Pues bien, en el presente caso, no concurre la excepción invocada, la madre, como ha hecho desde que nació su hijo, y en solitario, desde la ruptura de la relación sentimental con el padre, ha sufragado todas sus necesidades, y pese a la mayoría de edad del actor, sigue haciéndolo; y recordemos que no hay falta de convivencia del hijo con la madre, una cosa es estudiar fuera y otra que el hijo no viva con su madre, el estar desplazado durante el curso académico no implica, desde un punto de vista jurídico, el cese de la convivencia, como dice el Tribunal Supremo, la convivencia no es solo vivir juntos o morar en la misma vivienda, lo importante es la convivencia familiar, es decir, una relación donde el progenitor dirige y organiza la vida familiar aunque sea a distancia ( sentencia del Tribunal Supremo 156/2017, de 7 de marzo); es decir, la madre sigue cumpliendo, por tanto, con su obligación alimenticia, por lo que su llamamiento en este proceso es, de todo punto, innecesario.

Además, recordemos el tenor del artículo 149 del Código Civil ' El obligado a prestar alimentos podrá, a su elección, satisfacerlos, o pagando la pensión que se fije, o recibiendo y manteniendo en su propia casa al que tiene derecho a ellos......'; es decir, la prestación de alimentos puede hacerse recibiendo y manteniendo en su propia casa al que tiene derecho a ellos, como ocurre en el caso que nos ocupa, por lo que el hijo tiene derecho a exigir del otro obligado a prestarlos, el padre, para que satisfaga la pensión correspondiente.

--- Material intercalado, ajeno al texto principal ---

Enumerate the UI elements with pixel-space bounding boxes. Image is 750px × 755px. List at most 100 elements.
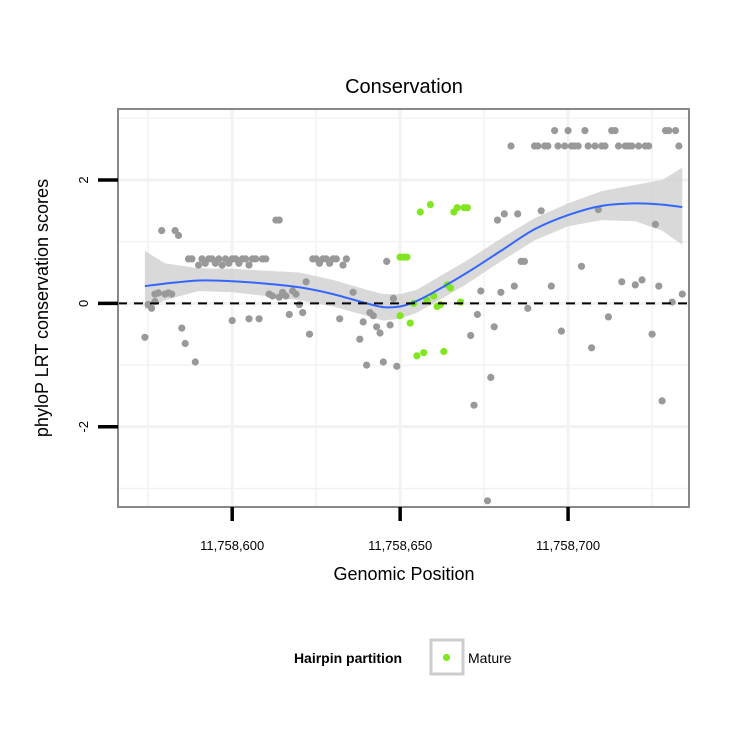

TERCERO.-Segundo Motivo: Error en la valoración de la prueba.

Vamos a realizar un resumen de la mezcla, sin el orden deseable, de alegaciones que se realizan por el recurrente, y en las que no entra propiamente a cuestionar las consideraciones y fundamentación jurídica de la sentencia de instancia, sino las alegaciones y petición del actor.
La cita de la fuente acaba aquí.